Yani, ABD menfaatlerine karşı çıkan Orgenerallerle ilgili A, B, C, D, E, F, G kodlu klasörler daha 2003’te hazırlanmış ve kripto ile Amerika’ya gönderilmiştir. Bu klasörlerin uygulanması için devreye sokulmasını istediği 500 özel adam, o sırada Türkiye’de bulunan CIA ekibidir. Pearson, özellikle Büyükanıt’a ait 17 No.lu klasöre dikkat çekmiştir. (5 Mayıs 2007’de Dolmabahçe’de Büyükanıt’ın önüne konan dosyanın önemli bölümü bu 17 No.lu klasörle ilgilidir.) Pearson’un 2003’te Amerika’ya çektiği bu telgraftan sonra, muhalif Orgenerallere CIA merkezli operasyonlara girişilmiştir. Org. Tuncer Kılınç 2004’te Özel Kuvvetler binası inşaatındaki yolsuzluk suçlamasıyla hedef haline getirilmiştir. Org. Büyükanıt Kara Kuvvetleri Komutanı iken, 2006’da Şemdinli Kitapevi tertibiyle soruşturmaya muhatap edilmiştir. Diğer Orgeneraller Ergenekon ve Balyoz tertipleriyle yıpratılmaya girişilmiştir.
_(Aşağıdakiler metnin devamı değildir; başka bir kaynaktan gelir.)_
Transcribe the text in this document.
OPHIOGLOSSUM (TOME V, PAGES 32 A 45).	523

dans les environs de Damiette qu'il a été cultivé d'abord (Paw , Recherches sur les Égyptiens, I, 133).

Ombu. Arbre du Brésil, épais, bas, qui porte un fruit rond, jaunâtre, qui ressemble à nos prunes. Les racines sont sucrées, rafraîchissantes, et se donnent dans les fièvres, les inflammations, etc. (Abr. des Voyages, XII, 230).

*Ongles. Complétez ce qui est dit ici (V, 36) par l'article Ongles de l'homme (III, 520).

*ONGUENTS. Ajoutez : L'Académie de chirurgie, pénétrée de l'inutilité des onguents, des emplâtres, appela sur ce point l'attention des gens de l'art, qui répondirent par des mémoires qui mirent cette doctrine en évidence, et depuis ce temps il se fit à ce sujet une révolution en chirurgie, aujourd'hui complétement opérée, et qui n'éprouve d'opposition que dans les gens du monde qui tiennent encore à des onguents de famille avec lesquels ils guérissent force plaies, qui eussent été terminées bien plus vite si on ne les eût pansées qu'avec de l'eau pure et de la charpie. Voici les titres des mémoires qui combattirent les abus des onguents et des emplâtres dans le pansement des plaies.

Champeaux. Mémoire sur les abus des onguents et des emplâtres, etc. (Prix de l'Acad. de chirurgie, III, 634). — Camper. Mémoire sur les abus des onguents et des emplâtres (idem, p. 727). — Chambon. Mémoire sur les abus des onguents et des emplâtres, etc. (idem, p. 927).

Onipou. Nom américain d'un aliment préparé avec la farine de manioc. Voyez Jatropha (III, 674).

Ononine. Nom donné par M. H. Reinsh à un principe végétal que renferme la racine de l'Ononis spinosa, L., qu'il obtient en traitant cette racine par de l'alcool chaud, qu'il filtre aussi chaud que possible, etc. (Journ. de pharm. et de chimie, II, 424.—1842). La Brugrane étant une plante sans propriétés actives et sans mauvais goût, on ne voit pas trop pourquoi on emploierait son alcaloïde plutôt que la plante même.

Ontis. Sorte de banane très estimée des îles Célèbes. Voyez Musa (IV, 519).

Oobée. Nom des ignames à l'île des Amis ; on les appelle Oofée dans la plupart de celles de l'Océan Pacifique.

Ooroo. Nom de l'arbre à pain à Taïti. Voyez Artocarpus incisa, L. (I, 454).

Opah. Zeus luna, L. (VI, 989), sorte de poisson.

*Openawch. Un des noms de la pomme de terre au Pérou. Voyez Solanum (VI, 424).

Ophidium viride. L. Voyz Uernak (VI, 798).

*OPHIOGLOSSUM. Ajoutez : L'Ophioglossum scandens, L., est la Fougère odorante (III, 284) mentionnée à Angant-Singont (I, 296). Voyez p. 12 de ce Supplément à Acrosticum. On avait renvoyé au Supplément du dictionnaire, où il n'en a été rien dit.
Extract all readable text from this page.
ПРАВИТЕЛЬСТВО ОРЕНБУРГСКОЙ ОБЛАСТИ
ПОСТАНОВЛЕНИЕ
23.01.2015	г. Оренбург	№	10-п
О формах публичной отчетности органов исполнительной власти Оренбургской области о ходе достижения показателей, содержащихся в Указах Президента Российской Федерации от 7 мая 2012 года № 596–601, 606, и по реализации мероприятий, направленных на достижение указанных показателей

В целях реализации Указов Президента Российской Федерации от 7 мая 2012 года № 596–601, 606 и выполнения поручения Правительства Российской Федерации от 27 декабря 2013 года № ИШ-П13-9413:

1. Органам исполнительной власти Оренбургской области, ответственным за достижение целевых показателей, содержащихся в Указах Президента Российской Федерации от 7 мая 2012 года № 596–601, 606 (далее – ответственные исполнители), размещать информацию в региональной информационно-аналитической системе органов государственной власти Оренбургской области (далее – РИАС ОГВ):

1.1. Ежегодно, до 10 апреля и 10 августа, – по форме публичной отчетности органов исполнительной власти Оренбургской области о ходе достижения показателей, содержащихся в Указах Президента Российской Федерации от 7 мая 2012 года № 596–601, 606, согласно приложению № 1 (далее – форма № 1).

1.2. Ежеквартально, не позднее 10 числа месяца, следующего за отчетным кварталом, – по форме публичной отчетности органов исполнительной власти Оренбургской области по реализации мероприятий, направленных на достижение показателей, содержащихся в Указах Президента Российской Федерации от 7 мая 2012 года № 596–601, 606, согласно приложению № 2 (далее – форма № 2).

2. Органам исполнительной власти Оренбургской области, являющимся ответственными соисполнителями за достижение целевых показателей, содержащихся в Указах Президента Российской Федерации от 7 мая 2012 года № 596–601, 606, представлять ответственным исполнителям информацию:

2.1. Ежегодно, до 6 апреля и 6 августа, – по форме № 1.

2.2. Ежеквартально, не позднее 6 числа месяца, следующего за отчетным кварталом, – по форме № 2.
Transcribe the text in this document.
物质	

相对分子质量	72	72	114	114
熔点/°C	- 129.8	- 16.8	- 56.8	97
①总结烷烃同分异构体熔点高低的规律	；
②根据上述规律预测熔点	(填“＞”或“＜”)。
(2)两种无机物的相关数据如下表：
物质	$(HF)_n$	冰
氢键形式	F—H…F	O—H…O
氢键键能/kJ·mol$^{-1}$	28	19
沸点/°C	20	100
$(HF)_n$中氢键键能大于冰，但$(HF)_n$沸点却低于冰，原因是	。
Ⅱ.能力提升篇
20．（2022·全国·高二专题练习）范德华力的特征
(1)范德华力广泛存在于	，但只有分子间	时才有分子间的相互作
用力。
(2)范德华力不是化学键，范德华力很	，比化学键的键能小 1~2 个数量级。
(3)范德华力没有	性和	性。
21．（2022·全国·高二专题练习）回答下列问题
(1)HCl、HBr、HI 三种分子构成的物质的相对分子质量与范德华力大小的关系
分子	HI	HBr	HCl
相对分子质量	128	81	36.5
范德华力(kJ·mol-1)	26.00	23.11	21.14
Bütün bunları şöyle okumak lazımdır:

“Türkiye’nin Başbakanı olduğunu söyleyen Tayyip Erdoğan; yabancı bir ülke ile iş birliği yaparak Türk Ordusu’nun komutanlarına şantaj yapmakta, komplo kurmakta, sahte belgeler hazırlatarak haklarında dava açtırıp tutuklatmaktadır. Daha açık söylemek gerekirse, Tayyip Erdoğan, yabancı bir ülkenin Türk Ordusu’nun komutanlarına karşı planladığı komplonun uygulanması işini üstlenmiş durumdadır. Bütün bu laf kalabalığının arkasında yatan çıplak gerçek bunlardır. Tayyip Erdoğan tarafından Büyükanıt’ın önüne konulan dosyaların tamamı elimizde bulunmaktadır.”[1] Aynı Aydınlık gazetesi ve Doğu Perinçek, bugün ise bütün güçleriyle ve Sn. Devlet Bahçeli’yle birlikte Tayyip Erdoğan’ın yanındadır ve buna bir sürü kılıf uydurulmaktadır.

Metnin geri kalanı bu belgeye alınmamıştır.